Pruning your perennials every spring is a task that can throw off the gamut of gardeners. But whether you’re seasons into your gardening life or a budding beginner, knowing when and how to prune your garden is critical for a plant’s leafy future.
We know it can be tough at first to take shears to a healthy plant and prune living stems and branches. But we promise it’s the best way to keep your garden growing healthy and strong.
To help homeowners get past the fear or confusion of pruning, we asked gardening and horticultural experts the most pressing pruning questions. So here’s a handy guide answering everything you need to know about spring pruning, including all the plants you’ll want to be sure to prune sooner rather than later this season.
Why pruning matters
Before we dive into the plants that need to be pruned every spring, let’s dive deeper into why pruning is crucial.
“Pruning is beneficial to a plant’s overall health because it helps to promote new growth, remove diseased or damaged parts of the plant, and improve air circulation,” says Kristina Matthew, co-founder of Gardeningit.com
Besides encouraging healthy growth, pruning also makes your garden look better. So go ahead and clean off those gardening prunes! Here are the three types of plants you’ll want to prune this season.
Late-blooming woody perennials
Certain woody perennials that bloom later in the season (like lavender) will do best with a good haircut every spring.
“Most varieties of lavender aren’t especially tolerant of cold, bitter winters, so it’s always prudent to wait for the last frost to pass before pruning these plants ahead of the new season,” says Andrew Gaumond, horticulturist and director of content at Petal Republic.
Prune it: Wait until you see new growth on your lavender plant, then cut back the dead stems growing above it. Be sure not to cut into the woody bits of your lavender, as you risk damaging the plant.
Other early-blooming woody perennials that will appreciate a spring haircut include firebush, firespike and various salvias.

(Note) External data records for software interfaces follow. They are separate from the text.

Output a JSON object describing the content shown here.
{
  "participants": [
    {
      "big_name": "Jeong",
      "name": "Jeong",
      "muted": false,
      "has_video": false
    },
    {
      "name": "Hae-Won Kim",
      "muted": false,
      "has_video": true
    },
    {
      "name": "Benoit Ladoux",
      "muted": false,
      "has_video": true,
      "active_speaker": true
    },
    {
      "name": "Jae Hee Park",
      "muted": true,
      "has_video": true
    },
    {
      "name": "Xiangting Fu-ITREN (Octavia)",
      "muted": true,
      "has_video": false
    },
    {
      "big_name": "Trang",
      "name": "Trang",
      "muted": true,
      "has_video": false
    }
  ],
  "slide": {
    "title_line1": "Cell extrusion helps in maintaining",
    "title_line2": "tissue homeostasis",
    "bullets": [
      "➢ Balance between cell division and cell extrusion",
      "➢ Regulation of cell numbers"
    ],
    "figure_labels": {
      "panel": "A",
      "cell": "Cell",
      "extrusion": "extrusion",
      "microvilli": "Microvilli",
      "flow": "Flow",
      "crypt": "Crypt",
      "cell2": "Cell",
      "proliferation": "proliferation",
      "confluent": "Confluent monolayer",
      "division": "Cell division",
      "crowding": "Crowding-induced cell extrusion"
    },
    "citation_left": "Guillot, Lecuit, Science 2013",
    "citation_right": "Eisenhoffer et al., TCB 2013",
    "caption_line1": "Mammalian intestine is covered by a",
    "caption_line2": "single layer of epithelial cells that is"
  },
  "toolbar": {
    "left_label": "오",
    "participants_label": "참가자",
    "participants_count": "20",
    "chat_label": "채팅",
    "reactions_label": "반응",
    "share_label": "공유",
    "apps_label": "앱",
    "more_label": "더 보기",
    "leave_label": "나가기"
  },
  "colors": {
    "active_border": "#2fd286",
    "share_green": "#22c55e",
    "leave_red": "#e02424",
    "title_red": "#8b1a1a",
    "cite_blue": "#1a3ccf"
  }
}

Leave it: Hold off on pruning other early-blooming woody perennials and trees, including lilac, forsythia, rhododendron, hydrangea, and magnolia. Instead, prune these later in the season to avoid snipping off any new blooms.
Summer-blooming herbaceous perennials
Many herbaceous perennials (plants that die back each season rather than leaving woody bits above-ground) will benefit from an early-season trim.
“The start of spring is a great time to cut back old, dead stems and foliage of perennials to tidy up the garden and prepare for fresh spring growth,” says landscape designer Henry Scott, of Pehrsson Scott. “These include plants such as verbenas, achilleas, geraniums, anemones, and deciduous ferns.”
Prune it: Scott recommends cutting herbaceous perennials down to the crown, where leafy growth is beginning to emerge. Where there is no crown (in plants like peonies and delphiniums), cut the stems right down to soil level.
Leave it: Most gardeners prune plants in either fall or spring. So if you cut back any of your herbaceous perennials in the fall, it might be best to leave them to their regrowth during the spring. Or if you need to tidy up the garden, cut them back very minimally.
Toward the end of their dormant season (i.e. now), you’ll also want to prune your evergreens to ensure they have enough time to grow new shoots and harden before the next winter season.
“Many evergreens need a spring pruning to maintain their form and size,” says Roger May of TruGreen. “Some will grow quite rapidly once established and become overgrown if not maintained.”
Prune it: Tory John, CEO and Owner of Pond Academy recommends “removing the five D’s: dead, dying, damaged, diseased and deformed branches. [This is] required to keep your evergreens healthy and in shape.”
Leave it: Prune sap-bearing deciduous trees like birch, elm, and maple later in the season when they’re less likely to leak sap.
Timing is everything when it comes to pruning. Once the weather starts to warm up, it’s best to trim your garden before too much new growth comes in.